Let us start from the beginning. Randomly initializing weights gives values like so
We know that train_x has values between 0 and 1. So, train_x@weights (with weights initialized randomly) gives outputs like so

This confirms that our linear model outputs both negative and positive values around 0. Convincing yourself of this and then reading @ benkarr 's comment should help you understand why > 0.0 equals a good prediction.


I have a very general question that doesn’t need a specific answer but rather some advice.

I’m finding it very difficult to wrap my head around data formatting. I did all the practice questions from chapter 4 of the book and I feel like I have a really good grasp on the concepts.

However I struggled a lot with the final question for building an MNIST training model from scratch for the full MNIST set. I didn’t struggle with the SGD portion or actually training the model, but rather formatting the data correctly. I ended up finding a tutorial on how to do the problem, but I still just don’t really understand how to format tensors correctly to run models. PyTorch and Fastai seem to do a lot of the formatting for you, but I really want to understand what’s going on under the hood.

Does anyone have advice on how to practice this or additional reads / courses to go through to understand how to format tensors to solve specific problems?

1 Like

I was wondering if anyone else’s dfs have no rows?

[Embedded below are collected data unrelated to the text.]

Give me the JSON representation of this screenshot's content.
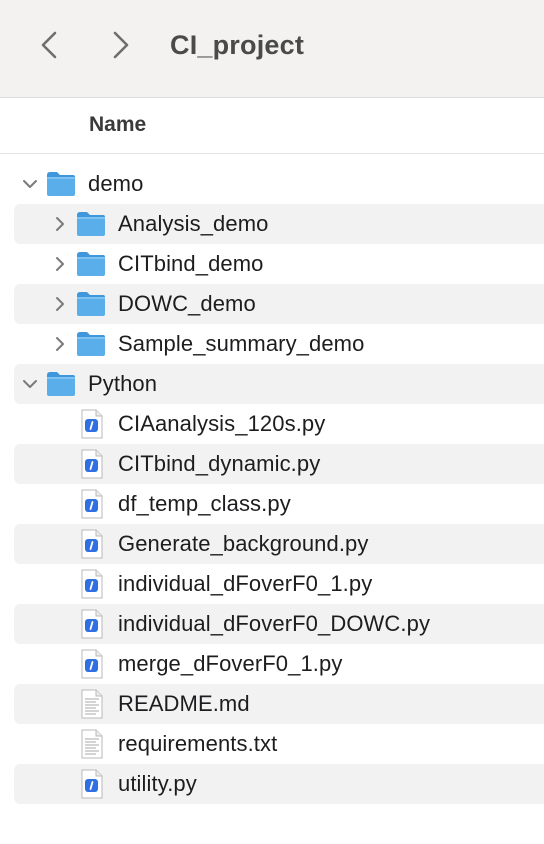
{
  "window": {
    "title": "CI_project",
    "back_icon": "chevron-left-icon",
    "forward_icon": "chevron-right-icon"
  },
  "header": {
    "name_column": "Name"
  },
  "colors": {
    "folder": "#5aaeea",
    "row_alt": "#f2f2f2",
    "python_badge": "#2f6fe0"
  },
  "items": [
    {
      "label": "demo",
      "kind": "folder",
      "level": 0,
      "expanded": true
    },
    {
      "label": "Analysis_demo",
      "kind": "folder",
      "level": 1,
      "expanded": false
    },
    {
      "label": "CITbind_demo",
      "kind": "folder",
      "level": 1,
      "expanded": false
    },
    {
      "label": "DOWC_demo",
      "kind": "folder",
      "level": 1,
      "expanded": false
    },
    {
      "label": "Sample_summary_demo",
      "kind": "folder",
      "level": 1,
      "expanded": false
    },
    {
      "label": "Python",
      "kind": "folder",
      "level": 0,
      "expanded": true
    },
    {
      "label": "CIAanalysis_120s.py",
      "kind": "python-file",
      "level": 1
    },
    {
      "label": "CITbind_dynamic.py",
      "kind": "python-file",
      "level": 1
    },
    {
      "label": "df_temp_class.py",
      "kind": "python-file",
      "level": 1
    },
    {
      "label": "Generate_background.py",
      "kind": "python-file",
      "level": 1
    },
    {
      "label": "individual_dFoverF0_1.py",
      "kind": "python-file",
      "level": 1
    },
    {
      "label": "individual_dFoverF0_DOWC.py",
      "kind": "python-file",
      "level": 1
    },
    {
      "label": "merge_dFoverF0_1.py",
      "kind": "python-file",
      "level": 1
    },
    {
      "label": "README.md",
      "kind": "text-file",
      "level": 1
    },
    {
      "label": "requirements.txt",
      "kind": "text-file",
      "level": 1
    },
    {
      "label": "utility.py",
      "kind": "python-file",
      "level": 1
    }
  ]
}
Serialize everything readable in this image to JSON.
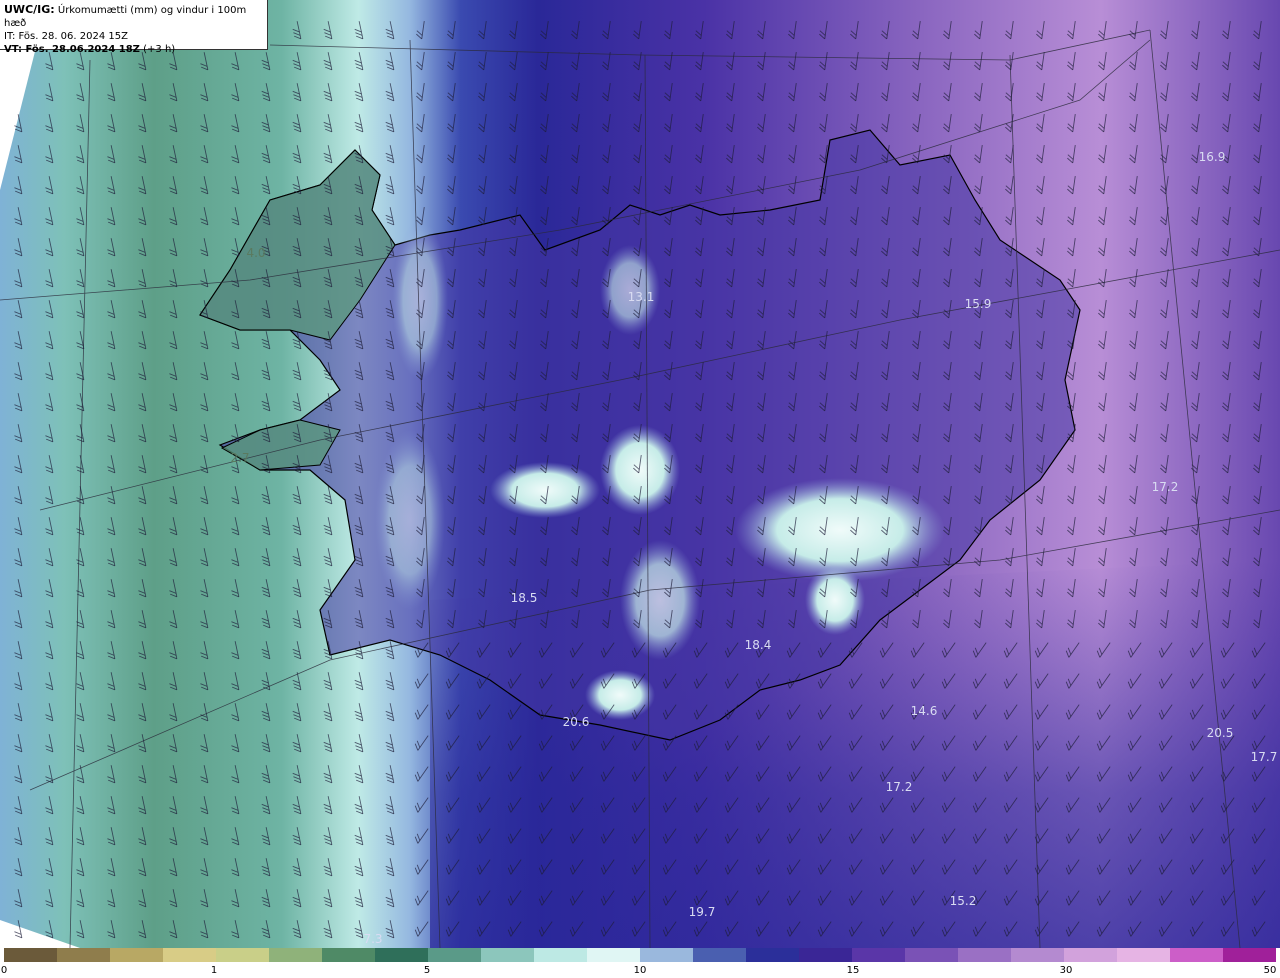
{
  "title": {
    "prefix": "UWC/IG:",
    "main": "Úrkomumætti (mm) og vindur i 100m hæð",
    "it_line": "IT: Fös. 28. 06. 2024 15Z",
    "vt_prefix": "VT: Fös. 28.06.2024 18Z",
    "vt_suffix": "(+3 h)"
  },
  "map_values": [
    {
      "text": "4.0",
      "style": "dark"
    },
    {
      "text": "2.7",
      "style": "dark"
    },
    {
      "text": "13.1",
      "style": "light"
    },
    {
      "text": "15.9",
      "style": "light"
    },
    {
      "text": "16.9",
      "style": "light"
    },
    {
      "text": "17.2",
      "style": "light"
    },
    {
      "text": "18.5",
      "style": "light"
    },
    {
      "text": "18.4",
      "style": "light"
    },
    {
      "text": "20.6",
      "style": "light"
    },
    {
      "text": "14.6",
      "style": "light"
    },
    {
      "text": "20.5",
      "style": "light"
    },
    {
      "text": "17.7",
      "style": "light"
    },
    {
      "text": "17.2",
      "style": "light"
    },
    {
      "text": "19.7",
      "style": "light"
    },
    {
      "text": "15.2",
      "style": "light"
    },
    {
      "text": "7.3",
      "style": "light"
    }
  ],
  "colorbar": {
    "ticks": [
      "0",
      "1",
      "5",
      "10",
      "15",
      "30",
      "50"
    ],
    "colors": [
      "#6b5a3a",
      "#8f7d4c",
      "#b8a864",
      "#d8cc86",
      "#c9cf88",
      "#8fb27a",
      "#4f8a66",
      "#2f6f5a",
      "#5a9a88",
      "#8cc6bc",
      "#bde9e4",
      "#e0f6f4",
      "#9ab8dd",
      "#4a5fb0",
      "#2b2f9a",
      "#3a2696",
      "#5a36a8",
      "#7a52b6",
      "#9a70c4",
      "#b48ad0",
      "#d2a2dc",
      "#e6b4e4",
      "#cc5ec8",
      "#a0209a"
    ]
  },
  "palette": {
    "sea_teal": "#8ccfc6",
    "sea_green": "#5f9e86",
    "deep_blue": "#2a2a9a",
    "purple": "#6a4bb4",
    "light_purple": "#b88fd4",
    "cloud_white": "#e8f6f4",
    "barb_color": "#1e1e3a",
    "coast_color": "#000000"
  }
}
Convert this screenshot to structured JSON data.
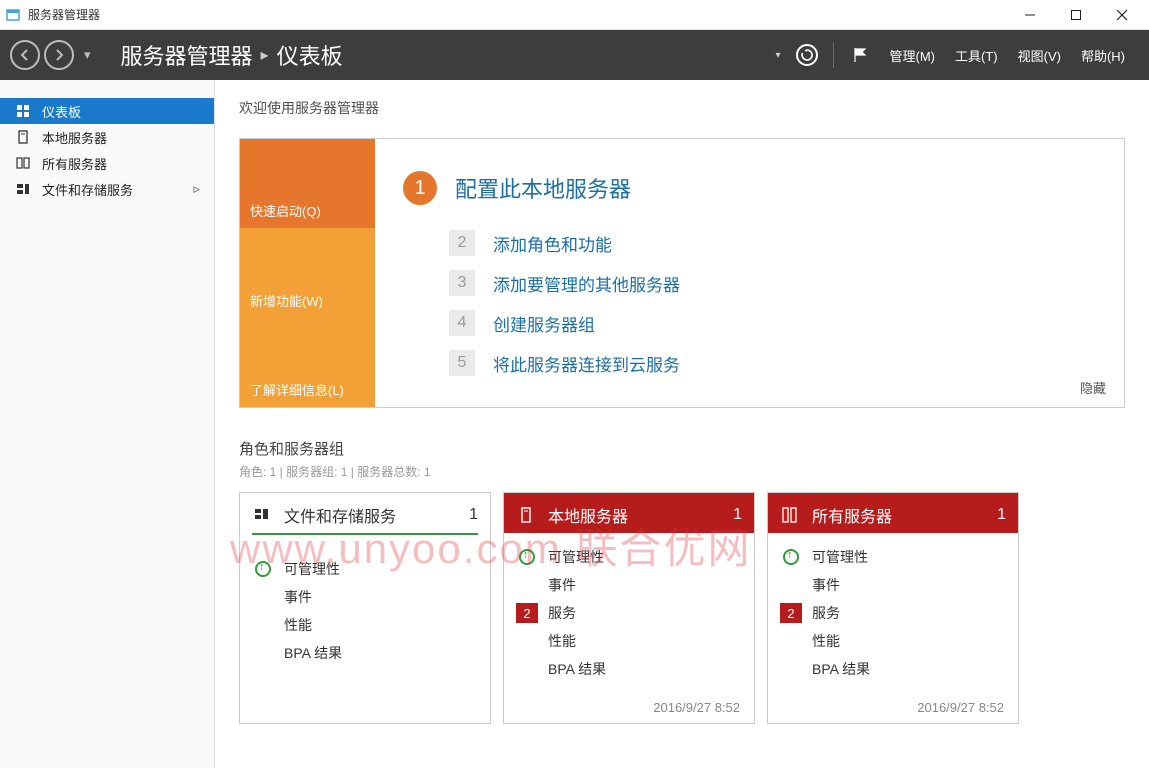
{
  "window": {
    "title": "服务器管理器"
  },
  "header": {
    "crumb1": "服务器管理器",
    "crumb2": "仪表板",
    "menu": {
      "manage": "管理(M)",
      "tools": "工具(T)",
      "view": "视图(V)",
      "help": "帮助(H)"
    }
  },
  "sidebar": {
    "items": [
      {
        "label": "仪表板"
      },
      {
        "label": "本地服务器"
      },
      {
        "label": "所有服务器"
      },
      {
        "label": "文件和存储服务"
      }
    ]
  },
  "welcome": {
    "heading": "欢迎使用服务器管理器",
    "tabs": {
      "quick": "快速启动(Q)",
      "new": "新增功能(W)",
      "learn": "了解详细信息(L)"
    },
    "steps": [
      {
        "num": "1",
        "label": "配置此本地服务器"
      },
      {
        "num": "2",
        "label": "添加角色和功能"
      },
      {
        "num": "3",
        "label": "添加要管理的其他服务器"
      },
      {
        "num": "4",
        "label": "创建服务器组"
      },
      {
        "num": "5",
        "label": "将此服务器连接到云服务"
      }
    ],
    "hide": "隐藏"
  },
  "roles": {
    "heading": "角色和服务器组",
    "sub": "角色: 1 | 服务器组: 1 | 服务器总数: 1",
    "labels": {
      "manage": "可管理性",
      "events": "事件",
      "services": "服务",
      "perf": "性能",
      "bpa": "BPA 结果"
    },
    "tiles": [
      {
        "title": "文件和存储服务",
        "count": "1",
        "type": "green",
        "badge": null,
        "ts": ""
      },
      {
        "title": "本地服务器",
        "count": "1",
        "type": "red",
        "badge": "2",
        "ts": "2016/9/27 8:52"
      },
      {
        "title": "所有服务器",
        "count": "1",
        "type": "red",
        "badge": "2",
        "ts": "2016/9/27 8:52"
      }
    ]
  },
  "watermark": "www.unyoo.com 联合优网"
}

I traced the error back to the get_data function. My df has one row, up until the final line, return df[df.family.str.contains('^re[sg]netd?|beit|convnext|levit|efficient|vit|vgg')], which gives it zero rows, hence no data in the output.

Unsure what they were trying to do, hence it’s quite difficult/impossible to debug. Any ideas?

Hi! How did you get the full MNIST dataset? I might be able to help you if I understand that.